Was trash attack just propaganda?

Cleaner city: Neighborhood sanitation won't improve without citizen activism and help.

March 31, 2000

WHERE DO WE go now that the free hot dogs and sodas have been gobbled up and volunteers of Mayor Martin O'Malley's spring clean-up have gone home?

The mayor's trash attack was a success, symbolically: It showed a cleaner city is an achievable goal. Over two days, an army of 3,000 volunteers and 1,000 city workers removed 2,700 tons of trash, including 1,000 tires, from streets, alleys and vacant spaces.

Even though that's twice as much as is collected on two days on regular garbage routes, the clean-up hardly made a dent.

Example: A vacant lot at Vine and Stricker streets in the Franklin Square area is already returning to its earlier trashy condition.

Example: The clean-up never touched the 600 block of N. Calhoun St. in Harlem Park.
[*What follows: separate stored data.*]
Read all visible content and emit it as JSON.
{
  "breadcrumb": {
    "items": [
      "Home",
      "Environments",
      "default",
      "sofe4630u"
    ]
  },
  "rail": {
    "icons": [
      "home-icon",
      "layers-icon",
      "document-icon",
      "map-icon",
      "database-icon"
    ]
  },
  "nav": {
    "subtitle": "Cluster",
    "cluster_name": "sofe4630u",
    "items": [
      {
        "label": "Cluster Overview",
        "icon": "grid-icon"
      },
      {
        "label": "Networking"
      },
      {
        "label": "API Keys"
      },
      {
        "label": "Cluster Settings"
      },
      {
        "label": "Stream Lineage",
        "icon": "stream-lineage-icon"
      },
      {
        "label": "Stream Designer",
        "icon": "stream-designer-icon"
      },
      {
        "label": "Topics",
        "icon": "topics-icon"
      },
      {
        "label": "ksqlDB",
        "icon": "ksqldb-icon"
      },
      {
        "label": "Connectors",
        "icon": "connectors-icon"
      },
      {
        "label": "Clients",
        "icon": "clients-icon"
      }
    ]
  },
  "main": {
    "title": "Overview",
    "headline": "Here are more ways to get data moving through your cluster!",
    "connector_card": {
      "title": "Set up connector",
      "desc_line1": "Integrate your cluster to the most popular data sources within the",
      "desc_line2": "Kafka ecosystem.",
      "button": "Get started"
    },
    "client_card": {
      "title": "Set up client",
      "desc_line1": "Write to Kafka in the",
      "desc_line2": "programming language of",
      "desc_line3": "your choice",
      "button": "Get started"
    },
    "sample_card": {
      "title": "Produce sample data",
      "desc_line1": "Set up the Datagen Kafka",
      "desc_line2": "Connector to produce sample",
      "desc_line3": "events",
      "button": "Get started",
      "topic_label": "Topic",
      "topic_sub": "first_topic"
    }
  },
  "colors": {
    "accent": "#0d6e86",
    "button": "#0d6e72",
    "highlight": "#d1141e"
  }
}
Garbage is overflowing from unboarded vacant houses to the pavement, worsening rodent problem. Wells for trees that died long ago are full of beer cans and liquor bottles.

In October 1998, when Mayor Kurt L. Schmoke announced a crackdown against sanitation and housing-code violators, this page supported his initiative but warned that only results count. We printed a photo of 623 N. Calhoun St. with the caption, "Let's see how long it takes to clean up problem houses like the one above."

Yes, let's see.

There's a new mayor, but the trash photographed a year and a half ago remains. That's because the abandoned houses were never cleaned -- and because more garbage has been dumped inside.

Reorganization of trash collection routes is among the O'Malley administration's goals. The mayor also wants to step up code enforcement by increasing the number of sanitation officers. Those are good and long-overdue measures that are easy to implement.

Clearly, property owners must bear responsibility for the conditions they permit. But tenants, passers-by and loiterers also must be persuaded to see the light.

Changing human behavior is difficult. Yet it must be done. This is a challenge the mayor must urgently undertake with the help of the Neighborhood Congress and community associations.